Why is the proper distance written like this? - General Relativity I came across the following equation for proper distance:
$$ds^{2} = -c^{2}dt^{2} + [dx - v(t)f(r(t))dt]^{2} + dy^{2} + dz^{2}$$
where the function $v(t)$ tells you the velocity of the warp spaceship, $r$ is the radius function from the ship to the warp bubble shell, and $f$ is the shape of the warp bubble. Similar: https://www.sfu.ca/~adebened/funstuff/warpdrive.html (please scroll down to the first equation since it is similar to the one above).
I want to understand why the 2nd term is written in this form: $[dx - dt]^{2}$ mathematically speaking and how it relates to General Relativity.
Is it because there is a nonzero value in the metric that is not a part of the main diagonal or the trace of the metric? For example:
$$g_{00}, g_{11}, g_{22}, g_{33}, g_{31}$$
are nonzero while all other entries are zero.
If this is the case, can you please provide some examples of how to write the proper distance when there are nonzero values in the metric that are not in the trace?
Please excuse me if I am asking a basic/simple question, I am only a beginner at General Relativity.
 A: The line element equation (the equation for $ds^2$ in terms of coordinate changes) and the metric are just two ways of talking about the same thing. For the line element is
$$
ds^2 = g_{\mu \nu} dx^\mu dx^\nu
$$
so to write $ds^2$ in terms of $dx^a$ IS to write the metric; the coefficients are the elements of the metric. In the example you furnished (after two edits)
the metric under consideration is
$$
[g_{ab}] = \left( \begin{array}{cccc} 
v^2 f^2 - c^2 & -v f \;&  0\; & 0\\
-v f & 1 & 0 & 0 \\
0 & 0 & 1 & 0 \\
0 & 0 & 0 & 1
\end{array} \right)
$$
If this metric is connected with a discussion of warp drives etc. then there is a strong possibility that it cannot occur in nature, but I have not checked that.
You have to beware, in this area, that sometimes people announce results that are based on the assumption that something could have negative mass, or something like that. The assumption may be hidden however, and one way to hide it is to propose a metric. But a metric implies a configuration of matter, and if the configuration of matter has negative mass then basically you can forget it.

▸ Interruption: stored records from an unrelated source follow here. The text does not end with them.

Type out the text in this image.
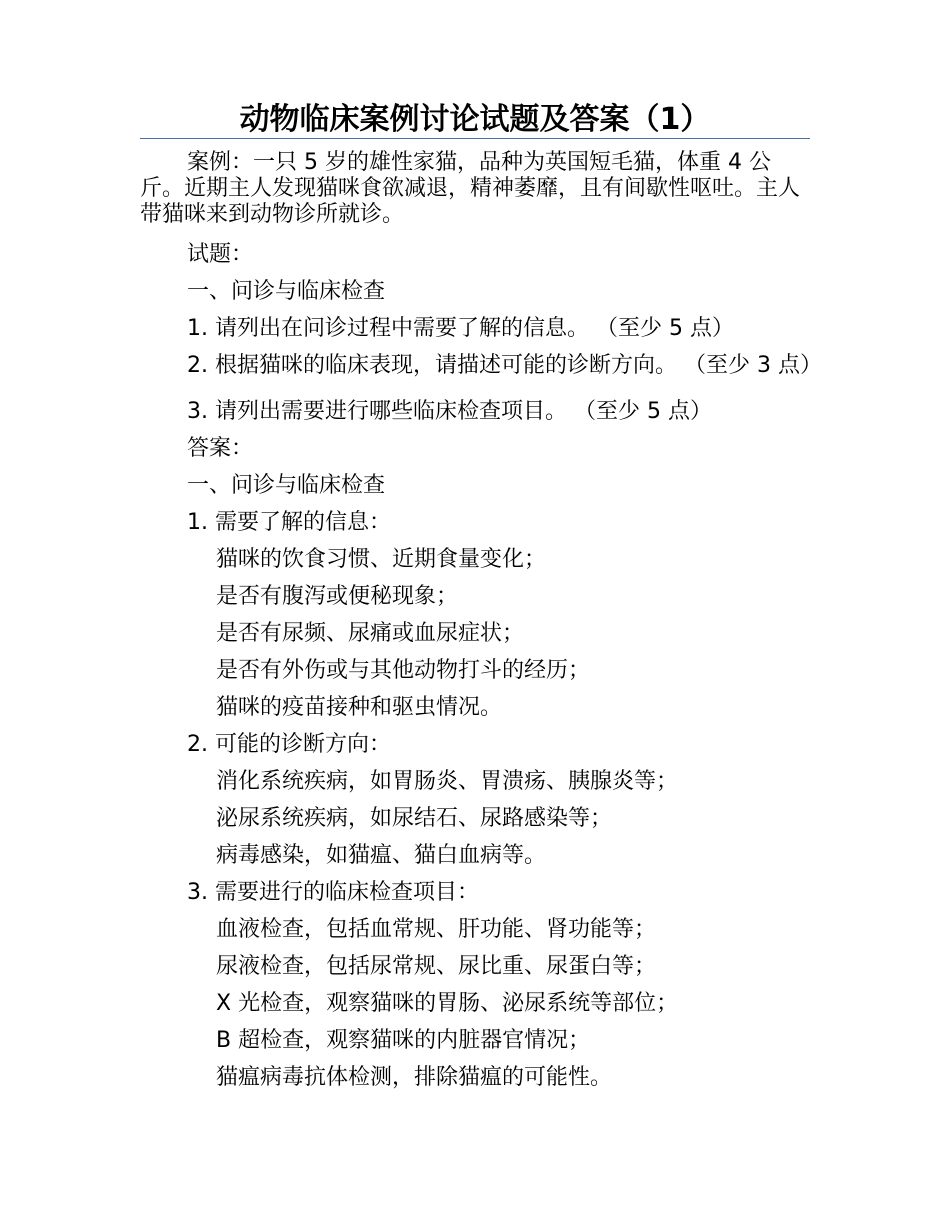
动物临床案例讨论试题及答案（1）
案例：一只 5 岁的雄性家猫，品种为英国短毛猫，体重 4 公斤。近期主人发现猫咪食欲减退，精神萎靡，且有间歇性呕吐。主人带猫咪来到动物诊所就诊。
试题：
一、问诊与临床检查
1. 请列出在问诊过程中需要了解的信息。 （至少 5 点）
2. 根据猫咪的临床表现，请描述可能的诊断方向。 （至少 3 点）
3. 请列出需要进行哪些临床检查项目。 （至少 5 点）
答案：
一、问诊与临床检查
1. 需要了解的信息：
猫咪的饮食习惯、近期食量变化；
是否有腹泻或便秘现象；
是否有尿频、尿痛或血尿症状；
是否有外伤或与其他动物打斗的经历；
猫咪的疫苗接种和驱虫情况。
2. 可能的诊断方向：
消化系统疾病，如胃肠炎、胃溃疡、胰腺炎等；
泌尿系统疾病，如尿结石、尿路感染等；
病毒感染，如猫瘟、猫白血病等。
3. 需要进行的临床检查项目：
血液检查，包括血常规、肝功能、肾功能等；
尿液检查，包括尿常规、尿比重、尿蛋白等；
X 光检查，观察猫咪的胃肠、泌尿系统等部位；
B 超检查，观察猫咪的内脏器官情况；
猫瘟病毒抗体检测，排除猫瘟的可能性。
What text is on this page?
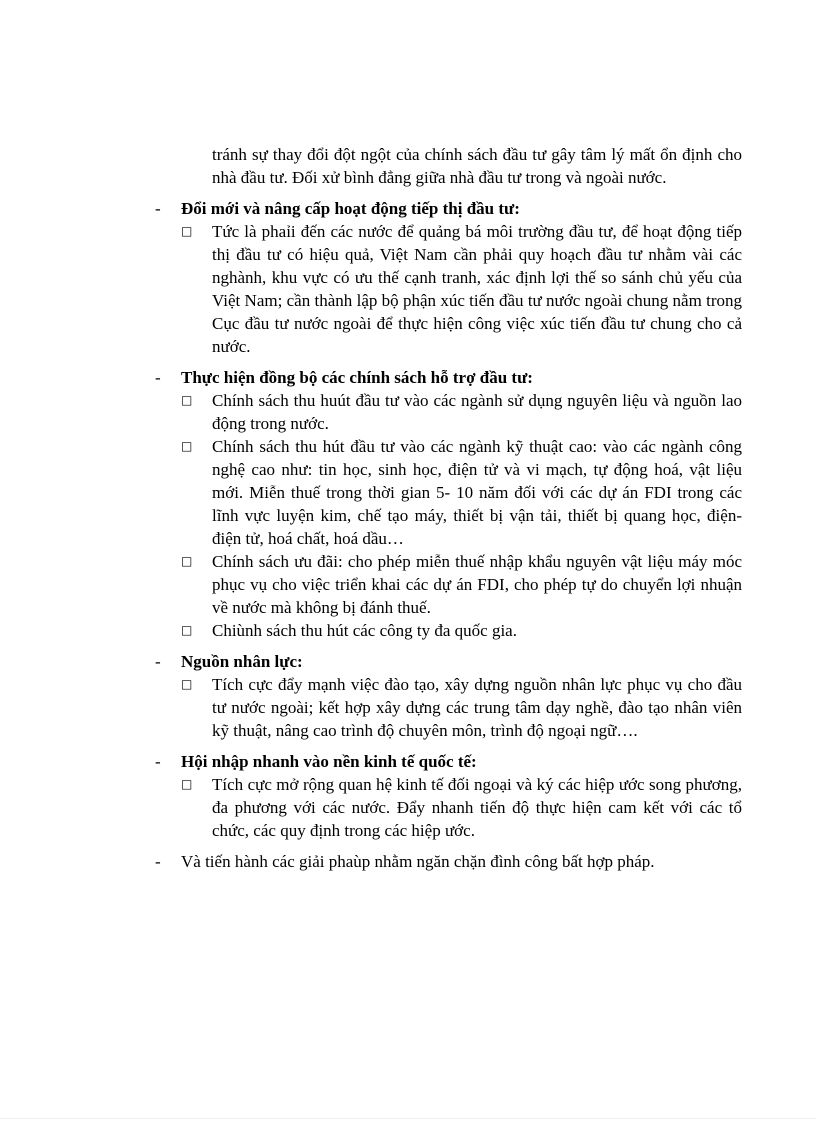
tránh sự thay đổi đột ngột của chính sách đầu tư gây tâm lý mất ổn định cho nhà đầu tư. Đối xử bình đẳng giữa nhà đầu tư trong và ngoài nước.
-	Đổi mới và nâng cấp hoạt động tiếp thị đầu tư:
□	Tức là phaỉi đến các nước để quảng bá môi trường đầu tư, để hoạt động tiếp thị đầu tư có hiệu quả, Việt Nam cần phải quy hoạch đầu tư nhằm vài các nghành, khu vực có ưu thế cạnh tranh, xác định lợi thế so sánh chủ yếu của Việt Nam; cần thành lập bộ phận xúc tiến đầu tư nước ngoài chung nằm trong Cục đầu tư nước ngoài để thực hiện công việc xúc tiến đầu tư chung cho cả nước.
-	Thực hiện đồng bộ các chính sách hỗ trợ đầu tư:
□	Chính sách thu huút đầu tư vào các ngành sử dụng nguyên liệu và nguồn lao động trong nước.
□	Chính sách thu hút đầu tư vào các ngành kỹ thuật cao: vào các ngành công nghệ cao như: tin học, sinh học, điện tử và vi mạch, tự động hoá, vật liệu mới. Miễn thuế trong thời gian 5- 10 năm đối với các dự án FDI trong các lĩnh vực luyện kim, chế tạo máy, thiết bị vận tải, thiết bị quang học, điện- điện tử, hoá chất, hoá dầu…
□	Chính sách ưu đãi: cho phép miễn thuế nhập khẩu nguyên vật liệu máy móc phục vụ cho việc triển khai các dự án FDI, cho phép tự do chuyển lợi nhuận về nước mà không bị đánh thuế.
□	Chiùnh sách thu hút các công ty đa quốc gia.
-	Nguồn nhân lực:
□	Tích cực đẩy mạnh việc đào tạo, xây dựng nguồn nhân lực phục vụ cho đầu tư nước ngoài; kết hợp xây dựng các trung tâm dạy nghề, đào tạo nhân viên kỹ thuật, nâng cao trình độ chuyên môn, trình độ ngoại ngữ….
-	Hội nhập nhanh vào nền kinh tế quốc tế:
□	Tích cực mở rộng quan hệ kinh tế đối ngoại và ký các hiệp ước song phương, đa phương với các nước. Đẩy nhanh tiến độ thực hiện cam kết với các tổ chức, các quy định trong các hiệp ước.
-	Và tiến hành các giải phaùp nhằm ngăn chặn đình công bất hợp pháp.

An assumption of negative mass is questionable even as a tentative hypothesis, since it leads to other considerations that the proposer might not have thought about, such as that spacetime then becomes unstable. Unless consideration is given to that, the discussion fails to have any useful contribution to make to understanding the actual universe---the one that science is concerned with.
You might want to note also that when the metric is not diagonal it requires careful interpretation. Often the coordinate labelled '$t$' does not represent time in any straightforward sense.